A photo of the Real Time Crime Center in Fort Worth, where three officers look at computer screens with intel collected from cameras and other tech across the city.
Officers in the Real Time Crime Center monitor camera feeds, hits from license plate readers and gunshot sound detectors from an old KXAS-TV station in east Fort Worth. They use all of that to detect crimes, provide intel to responding officers and locate suspects. jhartley@star-telegram.com

If I had a nickel for every time I read a story on Texas cops using artificial intelligence to extralegally search license plates, well, I’d have two nickels. Which is not a lot of nickels. Still, weird that it happened twice!

A massive release of public records around Immigration and Customs Enforcement (ICE’s) use of Flock, a privately owned, automated license plate reader that the company’s website boasts is used across “more than 5,000 communities” throughout the United States, revealed that Texas police departments were also using the massive database to find people suspected of living in the U.S. illegally. Another look at the data found that a Texas cop used the nationwide license plate database to track down a woman who performed an abortion on herself. According to the technology blog 404 Media, which obtained the data, police generally conduct these searches without requesting warrants, which a number of lawsuits contend violates your protections against unreasonable searches.

My hesitation with artificial intelligence usually derives from chatbots consuming enough energy to power a Spirit Bomb. But instead of using our collective power to defeat Majin Buu or something approximately as cool, AI tools often hallucinate wrong answers or plagiarize skillful creators and researchers, like the person who wrote this. License-plate readers such as Flock use AI to perform a task that is theoretically useful for, say, police trying to catch a car thief or find whoever vandalized an anti-lynching statue in Dallas.

But the tradeoff: forced entry into an unregulated surveillance labyrinth diluting whatever remains of my civil liberties. Like most of you, I don’t read my Terms of Service agreements, but feeling like somebody’s watching is only fun when Rockwell and MJ sing it. The technology behind plate trackers is imperfect — the algorithm confusing a 2 with a 7 could end with ICE pressing my face on the hood of my Sonata.

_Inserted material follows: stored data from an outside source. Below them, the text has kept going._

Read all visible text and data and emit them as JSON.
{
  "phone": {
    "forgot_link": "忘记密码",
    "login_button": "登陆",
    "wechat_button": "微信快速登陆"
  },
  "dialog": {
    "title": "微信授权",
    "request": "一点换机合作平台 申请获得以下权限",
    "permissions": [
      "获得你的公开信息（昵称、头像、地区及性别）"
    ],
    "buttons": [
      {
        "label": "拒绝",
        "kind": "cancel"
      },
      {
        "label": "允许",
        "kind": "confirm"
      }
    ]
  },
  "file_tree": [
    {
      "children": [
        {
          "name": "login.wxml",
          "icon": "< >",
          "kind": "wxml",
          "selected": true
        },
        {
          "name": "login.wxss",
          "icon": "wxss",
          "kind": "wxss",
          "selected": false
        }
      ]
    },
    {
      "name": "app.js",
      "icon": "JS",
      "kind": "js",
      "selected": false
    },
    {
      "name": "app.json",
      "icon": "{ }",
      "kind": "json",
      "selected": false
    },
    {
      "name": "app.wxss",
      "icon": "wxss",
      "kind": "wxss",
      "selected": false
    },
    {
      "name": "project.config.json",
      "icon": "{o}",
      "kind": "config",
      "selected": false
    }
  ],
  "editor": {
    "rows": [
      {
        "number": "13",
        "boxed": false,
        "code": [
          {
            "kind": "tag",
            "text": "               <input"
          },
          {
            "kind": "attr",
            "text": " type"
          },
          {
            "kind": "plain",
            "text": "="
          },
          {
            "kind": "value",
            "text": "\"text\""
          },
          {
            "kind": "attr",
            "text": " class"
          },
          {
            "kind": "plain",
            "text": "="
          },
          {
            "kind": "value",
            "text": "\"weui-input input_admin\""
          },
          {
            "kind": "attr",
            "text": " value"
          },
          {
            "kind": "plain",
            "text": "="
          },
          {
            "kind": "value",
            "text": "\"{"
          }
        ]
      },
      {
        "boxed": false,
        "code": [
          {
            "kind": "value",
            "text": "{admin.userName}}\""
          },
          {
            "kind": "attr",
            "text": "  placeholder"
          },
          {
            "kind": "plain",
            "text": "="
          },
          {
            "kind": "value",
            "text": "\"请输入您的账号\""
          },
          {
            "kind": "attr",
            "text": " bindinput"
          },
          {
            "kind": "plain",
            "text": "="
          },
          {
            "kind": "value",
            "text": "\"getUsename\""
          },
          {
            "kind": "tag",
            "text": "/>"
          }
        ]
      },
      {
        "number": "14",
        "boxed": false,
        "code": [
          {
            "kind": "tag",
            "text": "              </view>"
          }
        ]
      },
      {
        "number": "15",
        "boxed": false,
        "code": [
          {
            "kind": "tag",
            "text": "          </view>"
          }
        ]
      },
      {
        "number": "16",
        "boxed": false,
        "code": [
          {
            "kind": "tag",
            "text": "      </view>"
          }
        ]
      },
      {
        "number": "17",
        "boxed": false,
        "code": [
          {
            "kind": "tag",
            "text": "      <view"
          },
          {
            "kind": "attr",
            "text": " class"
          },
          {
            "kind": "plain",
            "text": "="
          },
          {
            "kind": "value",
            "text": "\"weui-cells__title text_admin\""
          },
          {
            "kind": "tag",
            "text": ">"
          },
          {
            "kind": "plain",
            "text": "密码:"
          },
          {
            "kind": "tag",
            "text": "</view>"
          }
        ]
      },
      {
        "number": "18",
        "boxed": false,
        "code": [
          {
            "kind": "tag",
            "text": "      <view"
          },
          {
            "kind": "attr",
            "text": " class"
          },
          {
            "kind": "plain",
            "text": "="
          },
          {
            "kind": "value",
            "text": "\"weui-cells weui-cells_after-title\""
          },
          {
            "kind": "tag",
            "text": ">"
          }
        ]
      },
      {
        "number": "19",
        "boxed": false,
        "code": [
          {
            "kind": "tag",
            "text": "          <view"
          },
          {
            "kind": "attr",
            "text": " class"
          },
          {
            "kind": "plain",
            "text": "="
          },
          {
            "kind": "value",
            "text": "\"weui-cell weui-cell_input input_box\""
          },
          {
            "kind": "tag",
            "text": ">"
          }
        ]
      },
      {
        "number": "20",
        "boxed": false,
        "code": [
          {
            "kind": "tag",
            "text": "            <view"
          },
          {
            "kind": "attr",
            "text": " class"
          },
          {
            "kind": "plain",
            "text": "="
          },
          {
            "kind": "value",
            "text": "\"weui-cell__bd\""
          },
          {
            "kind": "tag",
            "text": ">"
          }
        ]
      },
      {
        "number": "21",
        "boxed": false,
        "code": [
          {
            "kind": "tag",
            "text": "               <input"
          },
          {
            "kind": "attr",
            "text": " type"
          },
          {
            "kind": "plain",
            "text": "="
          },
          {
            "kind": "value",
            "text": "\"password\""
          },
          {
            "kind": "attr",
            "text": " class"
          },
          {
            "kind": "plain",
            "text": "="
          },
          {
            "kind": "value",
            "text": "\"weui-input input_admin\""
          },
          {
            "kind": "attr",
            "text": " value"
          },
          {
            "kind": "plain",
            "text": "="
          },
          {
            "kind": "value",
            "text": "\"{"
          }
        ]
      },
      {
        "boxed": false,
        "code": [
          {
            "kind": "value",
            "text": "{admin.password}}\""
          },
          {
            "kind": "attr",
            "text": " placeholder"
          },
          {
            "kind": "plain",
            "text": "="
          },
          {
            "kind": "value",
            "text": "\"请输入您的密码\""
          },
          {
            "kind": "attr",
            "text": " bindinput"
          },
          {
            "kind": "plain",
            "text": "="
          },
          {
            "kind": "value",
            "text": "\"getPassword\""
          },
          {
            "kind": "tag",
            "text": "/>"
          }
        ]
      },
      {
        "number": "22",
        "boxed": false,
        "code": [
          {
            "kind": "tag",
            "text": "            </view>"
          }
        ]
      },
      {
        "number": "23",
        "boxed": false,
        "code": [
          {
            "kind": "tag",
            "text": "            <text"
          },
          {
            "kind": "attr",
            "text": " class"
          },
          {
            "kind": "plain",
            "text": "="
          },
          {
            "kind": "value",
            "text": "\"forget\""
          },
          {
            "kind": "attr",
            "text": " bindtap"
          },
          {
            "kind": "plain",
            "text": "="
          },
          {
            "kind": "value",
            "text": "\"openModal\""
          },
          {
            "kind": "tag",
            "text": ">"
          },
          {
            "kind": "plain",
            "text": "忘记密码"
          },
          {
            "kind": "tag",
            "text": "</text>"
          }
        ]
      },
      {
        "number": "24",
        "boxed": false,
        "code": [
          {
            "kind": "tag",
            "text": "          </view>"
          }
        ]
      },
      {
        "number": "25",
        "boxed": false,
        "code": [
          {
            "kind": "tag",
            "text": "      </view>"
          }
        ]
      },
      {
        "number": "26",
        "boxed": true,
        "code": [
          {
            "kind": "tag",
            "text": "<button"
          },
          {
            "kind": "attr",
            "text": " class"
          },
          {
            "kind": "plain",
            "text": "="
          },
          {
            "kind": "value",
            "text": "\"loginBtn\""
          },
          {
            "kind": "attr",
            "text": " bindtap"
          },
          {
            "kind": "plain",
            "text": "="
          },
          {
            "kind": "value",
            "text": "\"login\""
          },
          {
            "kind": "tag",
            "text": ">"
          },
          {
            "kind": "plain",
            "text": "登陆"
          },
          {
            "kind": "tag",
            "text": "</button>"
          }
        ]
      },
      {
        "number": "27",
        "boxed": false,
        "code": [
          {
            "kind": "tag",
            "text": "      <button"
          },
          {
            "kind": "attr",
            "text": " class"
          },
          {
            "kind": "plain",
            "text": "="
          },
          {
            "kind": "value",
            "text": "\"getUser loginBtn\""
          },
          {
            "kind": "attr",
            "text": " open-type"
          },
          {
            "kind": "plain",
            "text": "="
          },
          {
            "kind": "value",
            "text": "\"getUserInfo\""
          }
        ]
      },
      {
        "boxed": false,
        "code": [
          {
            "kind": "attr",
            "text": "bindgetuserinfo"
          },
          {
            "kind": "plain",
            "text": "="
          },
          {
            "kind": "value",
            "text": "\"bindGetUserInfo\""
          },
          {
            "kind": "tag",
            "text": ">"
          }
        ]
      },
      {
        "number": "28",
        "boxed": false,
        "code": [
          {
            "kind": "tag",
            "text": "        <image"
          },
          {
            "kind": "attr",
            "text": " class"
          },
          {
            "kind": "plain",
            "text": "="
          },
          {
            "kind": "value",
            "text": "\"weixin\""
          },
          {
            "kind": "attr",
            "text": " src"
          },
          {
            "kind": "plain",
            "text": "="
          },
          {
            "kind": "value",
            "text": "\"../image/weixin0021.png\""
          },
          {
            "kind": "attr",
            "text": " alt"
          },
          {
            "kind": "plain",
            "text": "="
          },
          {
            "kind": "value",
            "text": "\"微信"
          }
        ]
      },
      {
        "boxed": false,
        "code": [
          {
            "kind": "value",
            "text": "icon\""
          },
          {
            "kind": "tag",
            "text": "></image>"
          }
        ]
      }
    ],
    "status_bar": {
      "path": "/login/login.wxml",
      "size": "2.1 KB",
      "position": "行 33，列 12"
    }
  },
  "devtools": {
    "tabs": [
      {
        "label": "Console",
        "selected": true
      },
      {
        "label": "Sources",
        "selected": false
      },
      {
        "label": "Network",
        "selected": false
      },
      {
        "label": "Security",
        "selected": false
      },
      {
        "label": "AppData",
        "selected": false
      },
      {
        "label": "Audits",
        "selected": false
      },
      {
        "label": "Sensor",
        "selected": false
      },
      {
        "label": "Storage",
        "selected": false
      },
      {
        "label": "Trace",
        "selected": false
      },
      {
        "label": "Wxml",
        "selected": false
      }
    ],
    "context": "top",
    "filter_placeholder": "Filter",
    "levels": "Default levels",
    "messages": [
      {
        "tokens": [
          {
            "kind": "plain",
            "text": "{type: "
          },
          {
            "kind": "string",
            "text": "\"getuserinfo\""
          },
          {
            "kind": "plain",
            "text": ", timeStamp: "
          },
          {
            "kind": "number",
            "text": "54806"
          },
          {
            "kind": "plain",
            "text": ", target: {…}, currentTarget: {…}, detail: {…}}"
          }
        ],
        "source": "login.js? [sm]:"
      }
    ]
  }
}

And in a country run by a president obsessed with finding the immigrants he doesn’t want here, and willing to use ICE to illegally capture, detain and deport said immigrants, that access to everyone’s whereabouts bears a more sinister application. Same goes for the state-level pursuit of people seeking or providing abortions. Remember, people drive and ride in their cars, which means access to the car equals access to a growing network of faces.

So, I ask: Who’s playing tricks on me?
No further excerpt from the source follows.